Les citoyens de l’UE considèrent la mobilité géographique (déménagements à l’intérieur de l’UE) comme un élément positif pour l’intégration européenne (62%). Ils situent avant tout les conséquences positives de cette mobilité dans le domaine du travail ("marché de l’emploi", "économie") et sur le plan de l’individu. Pour le facteur "famille", en revanche, la mobilité est considérée comme négative. Mais, même si les citoyens UE considèrent la mobilité comme bénéfique à la société européenne, cela ne se traduit pas dans leur comportement individuel.

Raisons
Les principales raisons incitant à des déménagements lointains sont d’une part l’acquisition d’un nouvel emploi, de l’autre, celle d’un meilleur logement. Les facteurs dissuasifs sont les barrières culturelles et linguistiques, les difficultés liées au travail et, surtout, la "perte" sociale, c’est-à-dire la distension des liens avec la famille, les amis et la communauté.

Mobilité de l’emploi
Chiffres
Lorsqu’il s’agit de changer de travail, les chiffres sont plus élevés qu’en ce qui concerne les déménagements. Environ 8% des travailleurs ont changé d’emploi au cours de l’année écoulée; si l’on prend en compte les cinq dernières années, ce chiffre atteint 32%, tandis que 43% pensent qu’ils changeront d’emploi dans les cinq prochaines années.

Raisons
Dans un cas sur trois, le travailleur choisit lui-même de quitter son emploi et de l’échanger contre un autre. Le plupart du temps, la décision ne dépend donc pas de lui: soit elle est le fait de l’employeur, soit elle est motivée par la nécessité d’un meilleur équilibre entre vie privée et vie professionnelle.

Cycles de vie
On ne s’étonnera pas de constater que le citoyen de l'UE lie sa mobilité aux différents cycles de la vie, comme la présence d’enfants en bas âge, le fait d’avoir un partenaire qui travaille, le stade atteint dans la carrière, etc. Les jeunes déménagent plus souvent, tant dans leur pays qu'au-delà des frontières. Cela vaut aussi pour la mobilité de l’emploi: la plupart des jeunes changent souvent d’employeur au début de leur carrière. Ils sont en outre convaincus que changer d’emploi toutes les x années est une bonne chose. Les plus âgés restent plus longtemps dans la même entreprise et sont moins nombreux à avoir l’intention de chercher un nouvel emploi dans les années à venir.

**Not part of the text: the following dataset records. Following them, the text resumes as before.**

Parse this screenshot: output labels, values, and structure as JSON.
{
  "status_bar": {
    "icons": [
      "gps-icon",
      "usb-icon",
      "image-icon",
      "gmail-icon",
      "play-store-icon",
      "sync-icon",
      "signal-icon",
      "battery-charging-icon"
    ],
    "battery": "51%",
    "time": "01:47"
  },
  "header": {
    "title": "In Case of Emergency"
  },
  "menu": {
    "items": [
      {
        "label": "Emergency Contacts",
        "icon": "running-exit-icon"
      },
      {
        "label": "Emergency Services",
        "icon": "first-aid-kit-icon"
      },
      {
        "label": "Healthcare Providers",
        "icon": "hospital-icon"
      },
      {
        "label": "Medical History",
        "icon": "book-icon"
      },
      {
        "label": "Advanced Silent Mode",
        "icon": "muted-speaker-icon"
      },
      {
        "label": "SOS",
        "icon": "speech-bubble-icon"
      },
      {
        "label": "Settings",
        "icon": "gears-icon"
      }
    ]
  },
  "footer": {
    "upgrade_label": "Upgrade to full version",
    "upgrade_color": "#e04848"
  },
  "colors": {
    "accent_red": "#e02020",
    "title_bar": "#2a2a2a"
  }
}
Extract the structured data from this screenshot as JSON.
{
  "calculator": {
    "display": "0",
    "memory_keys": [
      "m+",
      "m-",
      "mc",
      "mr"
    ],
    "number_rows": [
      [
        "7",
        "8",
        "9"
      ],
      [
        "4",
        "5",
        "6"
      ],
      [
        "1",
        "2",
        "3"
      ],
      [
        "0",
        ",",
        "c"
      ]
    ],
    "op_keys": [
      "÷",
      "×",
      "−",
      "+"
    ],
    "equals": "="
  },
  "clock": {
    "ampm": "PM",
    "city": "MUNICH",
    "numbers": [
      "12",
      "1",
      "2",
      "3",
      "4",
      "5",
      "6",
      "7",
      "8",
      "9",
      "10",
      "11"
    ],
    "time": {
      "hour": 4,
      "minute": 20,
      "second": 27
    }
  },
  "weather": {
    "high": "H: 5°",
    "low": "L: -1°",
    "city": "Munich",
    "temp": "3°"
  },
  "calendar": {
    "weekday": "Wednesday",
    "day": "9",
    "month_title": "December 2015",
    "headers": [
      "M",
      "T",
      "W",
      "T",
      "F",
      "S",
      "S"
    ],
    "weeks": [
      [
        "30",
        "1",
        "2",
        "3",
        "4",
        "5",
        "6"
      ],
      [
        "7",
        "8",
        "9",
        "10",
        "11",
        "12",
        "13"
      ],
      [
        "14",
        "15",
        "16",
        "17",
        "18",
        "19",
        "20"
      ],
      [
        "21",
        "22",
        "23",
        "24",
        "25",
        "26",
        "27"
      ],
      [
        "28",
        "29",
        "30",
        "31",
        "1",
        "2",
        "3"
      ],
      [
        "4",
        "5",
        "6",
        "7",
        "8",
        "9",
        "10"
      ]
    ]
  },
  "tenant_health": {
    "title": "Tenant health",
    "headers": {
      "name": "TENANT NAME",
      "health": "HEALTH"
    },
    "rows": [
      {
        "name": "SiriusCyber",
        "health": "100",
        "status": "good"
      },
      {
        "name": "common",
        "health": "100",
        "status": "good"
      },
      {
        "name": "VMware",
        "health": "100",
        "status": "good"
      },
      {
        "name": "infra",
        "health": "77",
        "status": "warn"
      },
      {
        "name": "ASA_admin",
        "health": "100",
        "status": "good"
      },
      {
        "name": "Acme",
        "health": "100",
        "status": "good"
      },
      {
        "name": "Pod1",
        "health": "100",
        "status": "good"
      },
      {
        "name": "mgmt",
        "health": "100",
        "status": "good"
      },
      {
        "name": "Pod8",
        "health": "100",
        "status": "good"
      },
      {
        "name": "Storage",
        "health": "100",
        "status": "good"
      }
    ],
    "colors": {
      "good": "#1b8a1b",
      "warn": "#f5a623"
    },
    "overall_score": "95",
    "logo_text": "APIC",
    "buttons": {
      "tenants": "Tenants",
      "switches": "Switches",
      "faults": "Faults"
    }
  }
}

Profil du citoyen européen mobile
Le paramètre qui joue le plus dans cette thématique est l’âge: les jeunes sont plus mobiles que leurs aînés. Les célibataires avec ou sans enfants déménagent plus souvent et changent plus fréquemment d’emploi eux aussi. En ce qui concerne les autres paramètres, comme le sexe ou le degré d’instruction, les différences sont moins marquées.

Pour la mobilité de l’emploi, le paramètre "position sur le marché de l’emploi" intervient également: il s’avère que les groupes les plus vulnérables sont aussi les plus mobiles. Ceux qui se sont retrouvés au chômage à plusieurs reprises, les parents célibataires, les ouvriers et les personnes ayant des contrats à temps partiels changent plus souvent d’emploi que la moyenne. Leurs motivations sont souvent les licenciements, les fins de contrats ou les problèmes de santé.

Différences par pays
On constate des différences nettes entre les Etats membres. De plus, les deux types de mobilité, géographique et professionnelle, semblent liés: dans les pays qui présentent une haute mobilité de l’emploi, les gens déménagent aussi plus régulièrement. Les 25 pays de l’UE peuvent être répartis en quatre groupes:
- Mobilité géographique et professionnelle faible: Malte, Grèce, Italie, Portugal, Slovaquie, Pologne, Slovénie et Autriche;
- Mobilité géographique faible et mobilité professionnelle élevée: Espagne, Chypre, République tchèque, Hongrie;
- Mobilité géographique élevée et mobilité professionnelle moyenne: Allemagne, France, Belgique, Luxembourg et Irlande;
- Mobilité géographique et professionnelle élevée: Danemark, Suède, Finlande, Estonie, Lettonie, Lituanie, Royaume-Uni et Pays-Bas.

En ce qui concerne les UE-15, cette classification présente clairement des points communs avec la typologie des Etats-providence telle qu’établie par Esping-Andersen. La mobilité élevée va de pair avec les Etats-providence sociaux-démocrates et libéraux, la mobilité géographique élevée associée à une mobilité professionnelle moyenne est liée aux systèmes corporatistes, tandis que l’Europe du Sud fait montre d’une mobilité faible. Les 10 nouveaux Etats membres s’intègrent bien dans ce schéma. Il serait donc utile d’aborder le problème sous l’angle du type d’Etat providence, plutôt que de parler de nouveaux et d’anciens Etats membres.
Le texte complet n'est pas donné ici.